- 1VA Pittsburgh Healthcare System, Pittsburgh, PA, USA.
- 2Weill Cornell Medical College, New York, NY, USA.
- 3Hamad Medical Corporation, Doha, Qatar.
Background: Rate of SARS-CoV-2 infection and impact of liver fibrosis stage upon infection rates in persons with hepatitis C virus (HCV) infection are unknown.
Methods: We retrospectively analyzed the Electronically Retrieved Cohort of HCV Infected Veterans (ERCHIVES), a well-established database of HCV infected Veterans in care. We excluded those with missing FIB-4 score and those with HIV or hepatitis B virus coinfection. We determined the number of persons tested, proportion who tested positive for SARS-CoV-2, and the infection rate by age and liver fibrosis stage.

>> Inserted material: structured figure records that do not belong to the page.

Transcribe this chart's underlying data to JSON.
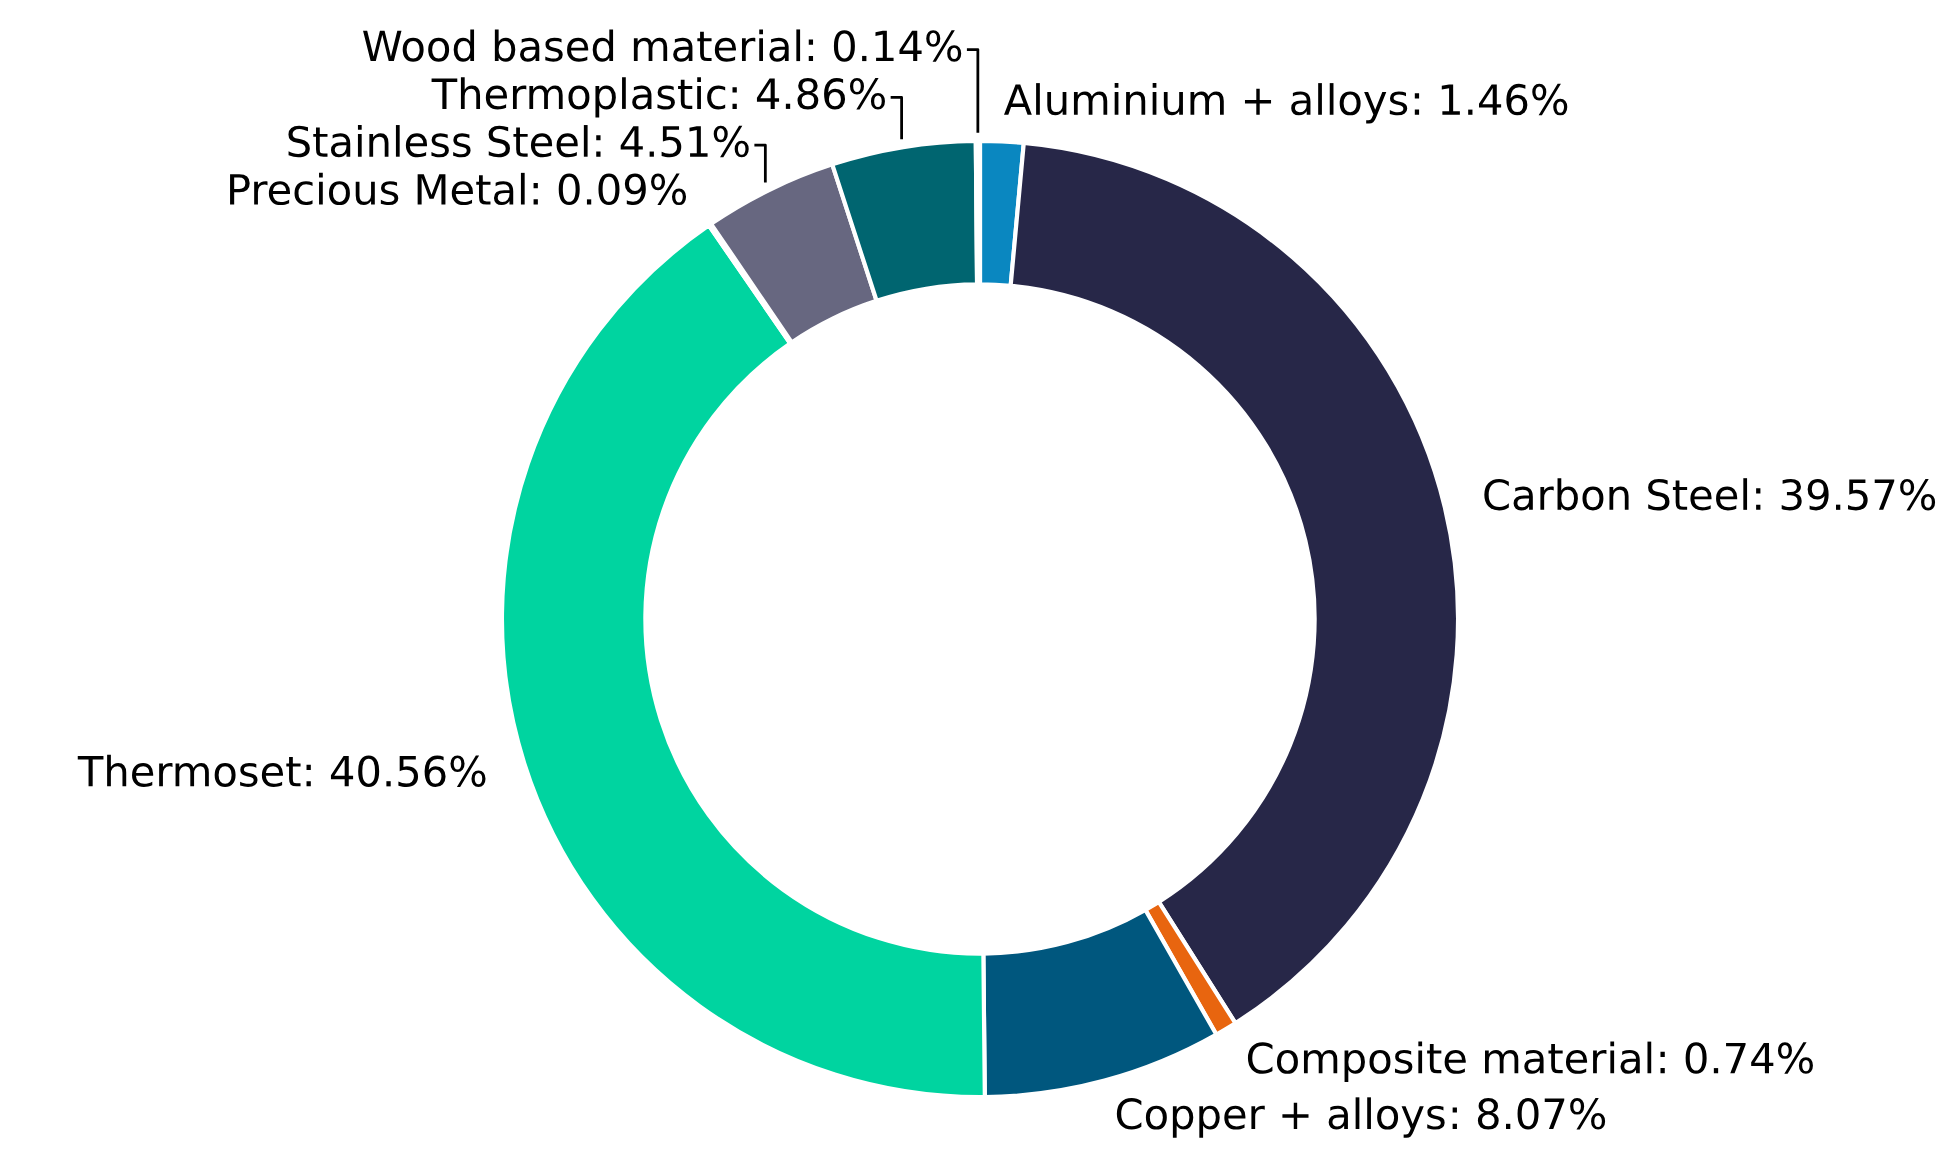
{
  "chart_data": {
    "type": "donut",
    "categories": [
      "Aluminium + alloys",
      "Carbon Steel",
      "Composite material",
      "Copper + alloys",
      "Thermoset",
      "Precious Metal",
      "Stainless Steel",
      "Thermoplastic",
      "Wood based material"
    ],
    "values": [
      1.46,
      39.57,
      0.74,
      8.07,
      40.56,
      0.09,
      4.51,
      4.86,
      0.14
    ],
    "colors": [
      "#0a87c0",
      "#272748",
      "#e8650f",
      "#00577e",
      "#00d4a0",
      "#9a9a9a",
      "#676780",
      "#006570",
      "#c8a060"
    ],
    "value_labels": [
      ": 1.46%",
      ": 39.57%",
      ": 0.74%",
      ": 8.07%",
      ": 40.56%",
      ": 0.09%",
      ": 4.51%",
      ": 4.86%",
      ": 0.14%"
    ]
  }
}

Results: Among 172,235 persons with HCV, 14,305 (8.3%) were tested for SARS-CoV-2 infection and 892 (6.2%) tested positive. Those with SARS-CoV-2 infection were older, more likely to be Black (55.2% vs. 37.8%), obese (body mass index >30kg/m2 36.2% vs. 29.7%) and have diabetes or stroke (p<0.0001 for all comparisons). Mean FIB-4 scores and proportion of persons with cirrhosis (based on a FIB-4 > 3.25) were similar in both groups. Incidence rate/1,000 tested persons was much higher among Blacks (88.4; 95% CI 81.1,96.2) vs. Whites (37.5; 95% CI 33.1,42.4) but similar among those with cirrhosis (FIB-4>3.25). The rates were also similar among those who were untreated for HCV vs. those treated with or without attaining a sustained virologic response.
Conclusions: Testing rates among persons with HCV are very low. Persons with infection are more likely to be Black, have a higher body mass index and diabetes or stroke. The degree of liver fibrosis does not appear to have an impact on infection rate.